Ora torno al 2 novembre scorso. Dopo essere stata al cimitero e poi a far visita a due zie anziane dei paraggi, ho pensato: «Sono stata a trovare due zie, perché non recarmi anche da quell’uomo che mi ha dato la vita?». Era da Pasqua che non lo vedevo. Mi ha aiutata a fare il passo la Parola di Vita di settembre: «Perdona l’offesa del tuo prossimo». Nel commento un passaggio di Chiara diceva: «Ma come si può perdonare chi ha distrutto una famiglia? Il primo istinto è di rendere male per il male, serbare rancore e astio però è un atteggiamento che avvelena la vita. La Parola di Dio irrompe con forza e propone la soluzione più difficile e coraggiosa!
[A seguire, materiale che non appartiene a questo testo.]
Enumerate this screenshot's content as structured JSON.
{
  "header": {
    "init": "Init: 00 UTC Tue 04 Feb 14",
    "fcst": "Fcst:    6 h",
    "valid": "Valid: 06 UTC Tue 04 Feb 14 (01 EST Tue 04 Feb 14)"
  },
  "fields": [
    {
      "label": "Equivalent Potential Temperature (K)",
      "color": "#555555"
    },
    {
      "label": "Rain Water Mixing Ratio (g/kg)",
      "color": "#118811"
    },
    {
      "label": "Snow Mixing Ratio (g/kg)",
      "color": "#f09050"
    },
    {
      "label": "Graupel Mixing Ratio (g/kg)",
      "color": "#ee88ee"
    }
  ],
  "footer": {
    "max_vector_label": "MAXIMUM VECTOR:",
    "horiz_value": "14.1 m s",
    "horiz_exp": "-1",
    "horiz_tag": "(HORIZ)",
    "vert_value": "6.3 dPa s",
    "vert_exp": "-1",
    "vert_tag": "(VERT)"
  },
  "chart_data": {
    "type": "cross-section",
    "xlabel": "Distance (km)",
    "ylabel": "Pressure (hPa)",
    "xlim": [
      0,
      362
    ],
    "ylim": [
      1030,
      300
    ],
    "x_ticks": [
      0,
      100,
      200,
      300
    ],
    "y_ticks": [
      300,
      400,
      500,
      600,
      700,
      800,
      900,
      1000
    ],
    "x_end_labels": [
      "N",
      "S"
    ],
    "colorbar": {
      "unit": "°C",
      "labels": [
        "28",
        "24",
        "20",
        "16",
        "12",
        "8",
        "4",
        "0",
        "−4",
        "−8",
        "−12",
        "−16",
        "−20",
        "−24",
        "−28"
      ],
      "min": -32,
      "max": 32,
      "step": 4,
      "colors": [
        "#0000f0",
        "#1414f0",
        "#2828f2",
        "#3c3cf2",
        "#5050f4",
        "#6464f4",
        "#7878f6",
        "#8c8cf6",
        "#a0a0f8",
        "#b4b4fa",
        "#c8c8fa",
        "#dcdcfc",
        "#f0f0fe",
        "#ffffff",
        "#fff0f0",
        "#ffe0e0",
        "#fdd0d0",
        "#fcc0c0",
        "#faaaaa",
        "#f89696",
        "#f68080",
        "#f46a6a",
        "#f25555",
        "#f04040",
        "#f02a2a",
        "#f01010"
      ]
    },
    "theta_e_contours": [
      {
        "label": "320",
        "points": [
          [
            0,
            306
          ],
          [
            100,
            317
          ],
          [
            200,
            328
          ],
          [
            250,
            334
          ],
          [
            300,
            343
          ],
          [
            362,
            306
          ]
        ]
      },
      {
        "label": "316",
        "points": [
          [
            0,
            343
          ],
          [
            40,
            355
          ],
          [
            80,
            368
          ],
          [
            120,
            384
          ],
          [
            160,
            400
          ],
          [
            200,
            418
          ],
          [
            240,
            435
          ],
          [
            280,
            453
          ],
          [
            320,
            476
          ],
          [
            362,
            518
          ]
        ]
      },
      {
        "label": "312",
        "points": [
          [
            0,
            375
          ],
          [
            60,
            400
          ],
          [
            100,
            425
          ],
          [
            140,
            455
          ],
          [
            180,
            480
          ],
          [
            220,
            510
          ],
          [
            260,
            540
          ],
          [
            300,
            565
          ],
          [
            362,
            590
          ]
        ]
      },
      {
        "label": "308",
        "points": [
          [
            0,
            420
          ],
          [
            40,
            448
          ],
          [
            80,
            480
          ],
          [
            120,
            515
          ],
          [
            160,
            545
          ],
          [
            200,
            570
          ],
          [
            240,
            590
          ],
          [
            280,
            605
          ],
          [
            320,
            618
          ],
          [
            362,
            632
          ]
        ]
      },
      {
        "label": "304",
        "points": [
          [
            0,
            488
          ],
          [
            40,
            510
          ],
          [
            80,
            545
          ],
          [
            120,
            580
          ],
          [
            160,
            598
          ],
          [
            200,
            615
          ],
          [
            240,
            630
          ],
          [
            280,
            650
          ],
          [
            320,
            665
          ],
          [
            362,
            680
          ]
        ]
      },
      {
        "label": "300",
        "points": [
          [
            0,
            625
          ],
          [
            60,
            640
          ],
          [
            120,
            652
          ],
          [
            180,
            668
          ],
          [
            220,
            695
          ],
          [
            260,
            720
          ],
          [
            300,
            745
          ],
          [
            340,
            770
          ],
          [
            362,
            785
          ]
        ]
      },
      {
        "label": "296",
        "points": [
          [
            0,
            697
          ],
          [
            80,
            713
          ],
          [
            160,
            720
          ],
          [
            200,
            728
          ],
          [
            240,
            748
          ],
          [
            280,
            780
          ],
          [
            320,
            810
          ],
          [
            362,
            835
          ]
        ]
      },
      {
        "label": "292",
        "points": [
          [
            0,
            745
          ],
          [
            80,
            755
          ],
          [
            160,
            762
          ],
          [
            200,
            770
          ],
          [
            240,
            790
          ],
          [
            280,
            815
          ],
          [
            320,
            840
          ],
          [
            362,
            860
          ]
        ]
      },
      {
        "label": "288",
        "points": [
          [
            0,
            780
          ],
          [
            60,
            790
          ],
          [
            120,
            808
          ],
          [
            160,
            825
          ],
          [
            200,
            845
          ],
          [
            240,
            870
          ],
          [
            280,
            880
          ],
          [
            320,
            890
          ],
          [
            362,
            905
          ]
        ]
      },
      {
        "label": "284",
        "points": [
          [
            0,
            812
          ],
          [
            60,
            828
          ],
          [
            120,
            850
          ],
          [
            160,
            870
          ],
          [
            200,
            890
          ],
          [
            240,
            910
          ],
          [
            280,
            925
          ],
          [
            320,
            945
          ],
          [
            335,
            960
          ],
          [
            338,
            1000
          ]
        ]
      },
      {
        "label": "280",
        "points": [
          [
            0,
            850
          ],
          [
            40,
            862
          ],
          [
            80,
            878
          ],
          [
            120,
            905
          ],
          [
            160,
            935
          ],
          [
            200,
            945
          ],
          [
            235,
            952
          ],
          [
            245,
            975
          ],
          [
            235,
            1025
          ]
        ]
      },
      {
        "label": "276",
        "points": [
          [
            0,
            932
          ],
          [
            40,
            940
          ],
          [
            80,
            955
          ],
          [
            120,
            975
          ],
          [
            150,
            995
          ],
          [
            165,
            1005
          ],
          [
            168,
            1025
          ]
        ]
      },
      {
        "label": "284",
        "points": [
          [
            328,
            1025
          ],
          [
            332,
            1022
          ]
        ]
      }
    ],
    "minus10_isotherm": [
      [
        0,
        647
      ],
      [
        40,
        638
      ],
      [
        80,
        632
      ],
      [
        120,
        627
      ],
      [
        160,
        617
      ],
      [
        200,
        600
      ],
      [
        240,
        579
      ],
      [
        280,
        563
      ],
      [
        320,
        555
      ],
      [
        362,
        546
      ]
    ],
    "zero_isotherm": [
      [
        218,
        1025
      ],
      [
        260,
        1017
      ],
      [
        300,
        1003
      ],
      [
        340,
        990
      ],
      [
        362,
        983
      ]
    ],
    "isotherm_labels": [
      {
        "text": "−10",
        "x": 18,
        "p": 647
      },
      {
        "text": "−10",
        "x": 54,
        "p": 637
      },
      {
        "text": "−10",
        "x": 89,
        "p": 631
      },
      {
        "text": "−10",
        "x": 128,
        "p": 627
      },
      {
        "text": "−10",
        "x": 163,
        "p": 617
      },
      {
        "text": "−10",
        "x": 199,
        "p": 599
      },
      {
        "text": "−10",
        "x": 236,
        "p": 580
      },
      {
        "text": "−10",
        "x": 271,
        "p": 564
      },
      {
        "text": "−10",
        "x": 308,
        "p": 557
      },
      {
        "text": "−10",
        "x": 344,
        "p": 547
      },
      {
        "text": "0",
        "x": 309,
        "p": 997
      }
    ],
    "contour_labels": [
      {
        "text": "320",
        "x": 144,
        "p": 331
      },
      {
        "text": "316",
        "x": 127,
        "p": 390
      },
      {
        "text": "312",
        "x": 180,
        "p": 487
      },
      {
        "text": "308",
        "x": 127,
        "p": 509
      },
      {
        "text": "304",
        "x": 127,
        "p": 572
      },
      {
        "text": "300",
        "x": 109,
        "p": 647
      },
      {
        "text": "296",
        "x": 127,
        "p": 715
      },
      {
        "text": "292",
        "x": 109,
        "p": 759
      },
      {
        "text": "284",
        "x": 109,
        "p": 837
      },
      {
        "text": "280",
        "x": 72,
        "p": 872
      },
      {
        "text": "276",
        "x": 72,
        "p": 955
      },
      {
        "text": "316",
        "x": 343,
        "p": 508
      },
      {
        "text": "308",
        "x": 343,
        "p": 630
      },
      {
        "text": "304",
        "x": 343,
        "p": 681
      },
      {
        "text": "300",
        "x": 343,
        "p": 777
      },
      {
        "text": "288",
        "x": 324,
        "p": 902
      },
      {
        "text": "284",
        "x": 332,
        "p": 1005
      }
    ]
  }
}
Perdonare (…) Il perdono non è debolezza e cioè non tener conto di un torto per paura del più forte che l’ha commesso. Il perdono non è indifferenza. Il perdono è un atto di volontà e lucidità, quindi di libertà, che consiste nell’accogliere l’altro così come è nonostante il male che ci ha fatto, come Dio accoglie noi peccatori. (…) Ci aiuterà a veder chi è nemico con occhi nuovi, riconoscendo in lui anche se cattivo, qualcuno che abbia bisogno di chi lo ami…».
Così, spinta da queste parole così chiare, vitali, sono uscita per andare da lui. Ho bussato alla porta. Era ormai mezzogiorno. Non apriva e mi son detta: «Io la mia parte l’ho fatta e quindi posso andarmene», ma… ho aspettato ancora un po’ pensando che non era di certo un capriolo e ci avrebbe messo un po’ ad aprire la porta. Ecco, la porta si apre, salgo le scale e lo vedo in un lettino, magro, con la barba bianca incolta, un mucchietto di ossa: quello era diventato oramai! Mi ha fatto pena, una pena infinita.
Abbiamo parlato un po’ e quando dovevo ripartire, gli ho preso la mano, quella mano che mai mi aveva accarezzata. L’ho guardato negli occhi con tristezza, ma anche con quella pace che arriva quando capisci che è arrivato il momento di dimenticare il passato per finalmente perdonare. Dal mio cuore è sgorgata infine quella parola mai detta, “papà”!